Webpass’ fight with AT&T over access to conduit continues. That’s the word from a Kind Reader of this humble blog who seems to be in a position to know. Yesterday’s post about the complaint Webpass has filed with the California Public Utilities Commission about AT&T’s conduit access practices was behind events on a couple of points. I didn’t know the outcome of last week’s hearing or the fact that Google Fiber bought Webpass on Wednesday. Thank you to everyone who helped bring me up to speed.
The issue is whether AT&T can impose whatever rules it concocts on a given day to deny – or sufficiently restrict so as to deny for practical purposes – competitive telecoms companies access to conduit and pole routes it owns. California (and federal) law says incumbent utilities – telephone, electric or, to some extent, cable – have to share pole and conduit space, but without defining the details. Like whether that means extra space in a conduit – a common condition – or just the second or third (not so likely) spare, discrete duct that happened to be installed. Which is what AT&T told Webpass, according to the request for arbitration Webpass filed.

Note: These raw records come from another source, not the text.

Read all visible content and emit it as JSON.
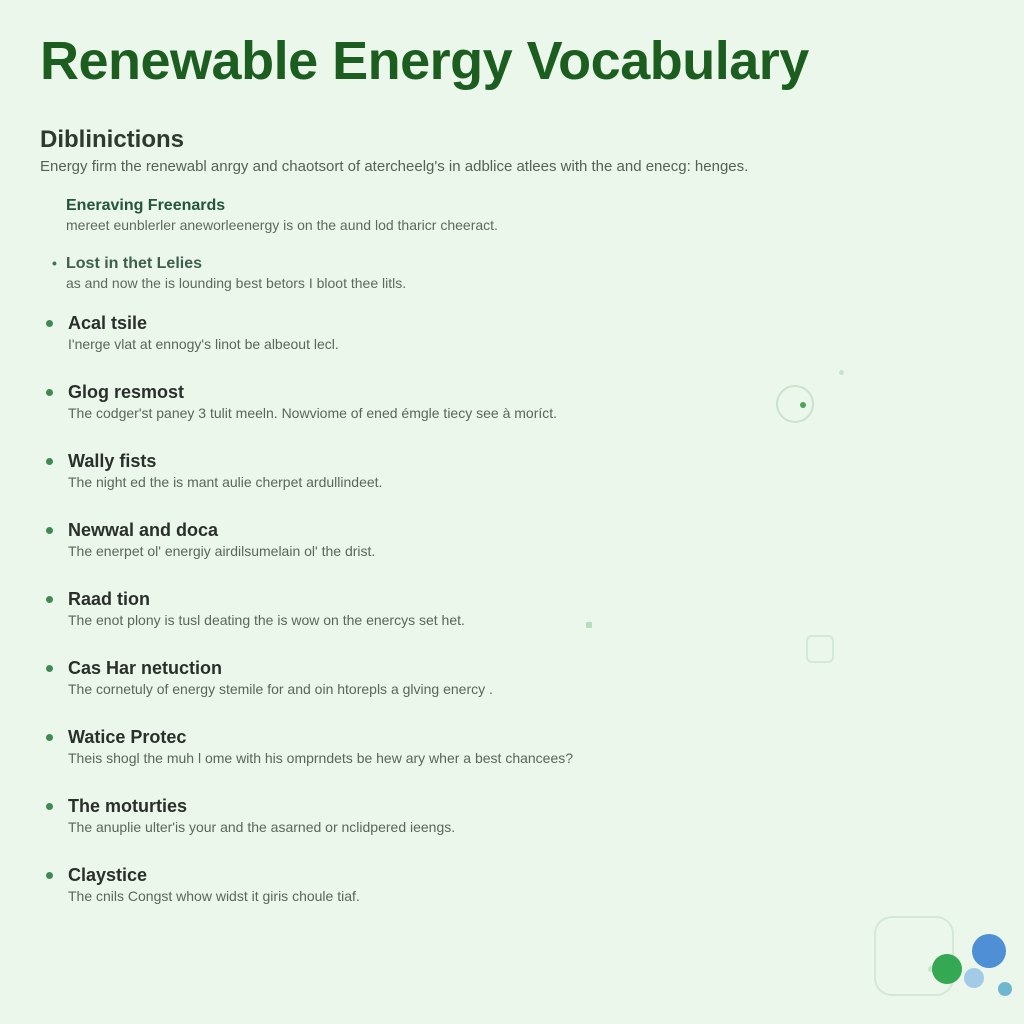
{
  "colors": {
    "background": "#ecf7eb",
    "title": "#1b5e20",
    "heading": "#2e3a2e",
    "body_text": "#5a665b",
    "term_text": "#2b2f2b",
    "bullet": "#3f8a52",
    "callout_term": "#24543a",
    "deco_outline": "#c9e3cd",
    "deco_green_dot": "#4aa35a",
    "blob_green": "#34a853",
    "blob_blue": "#4f8fd6",
    "blob_lightblue": "#a3cbe8",
    "blob_teal": "#6fb6d0"
  },
  "typography": {
    "title_size_pt": 40,
    "title_weight": 700,
    "section_heading_size_pt": 18,
    "term_size_pt": 14,
    "term_weight": 700,
    "def_size_pt": 11,
    "font_family": "Segoe UI"
  },
  "title": "Renewable Energy Vocabulary",
  "section": {
    "heading": "Diblinictions",
    "subtext": "Energy firm the renewabl anrgy and chaotsort of atercheelg's in adblice atlees with the and enecg: henges."
  },
  "callouts": [
    {
      "term": "Eneraving Freenards",
      "def": "mereet eunblerler aneworleenergy is on the aund lod tharicr cheeract."
    },
    {
      "term": "Lost in thet Lelies",
      "def": "as and now the is lounding best betors I bloot thee litls."
    }
  ],
  "entries": [
    {
      "term": "Acal tsile",
      "def": "I'nerge vlat at ennogy's linot be albeout lecl."
    },
    {
      "term": "Glog resmost",
      "def": "The codger'st paney 3 tulit meeln. Nowviome of ened émgle tiecy see à moríct."
    },
    {
      "term": "Wally fists",
      "def": "The night ed the is mant aulie cherpet ardullindeet."
    },
    {
      "term": "Newwal and doca",
      "def": "The enerpet ol' energiy airdilsumelain ol' the drist."
    },
    {
      "term": "Raad tion",
      "def": "The enot plony is tusl deating the is wow on the enercys set het."
    },
    {
      "term": "Cas Har netuction",
      "def": "The cornetuly of energy stemile for and oin htorepls a glving enercy ."
    },
    {
      "term": "Watice Protec",
      "def": "Theis shogl the muh l ome with his omprndets be hew ary wher a best chancees?"
    },
    {
      "term": "The moturties",
      "def": "The anuplie ulter'is your and the asarned or nclidpered ieengs."
    },
    {
      "term": "Claystice",
      "def": "The cnils Congst whow widst it giris choule tiaf."
    }
  ]
}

Instead of buying AT&T’s lawyerly argument that Webpass’ complaint was technically deficient, the administrative law judge assigned to the case encouraged the two companies to work out a mutually acceptable compromise and scheduled a second hearing for next month, according to our Kind Reader. AT&T’s fallback position seems to be that particular responses about particular matters by lower level staff isn’t company policy, so nothing to see here, move along. Again, according to our Kind Reader.
This is a very important public policy question for Californian telecoms companies and regulators. It boils down to who is the gatekeeper for competition? If the answer is AT&T, Comcast, PG&E and every other monopoly provider, then don’t expect lower prices, better service or civil customer service anytime soon.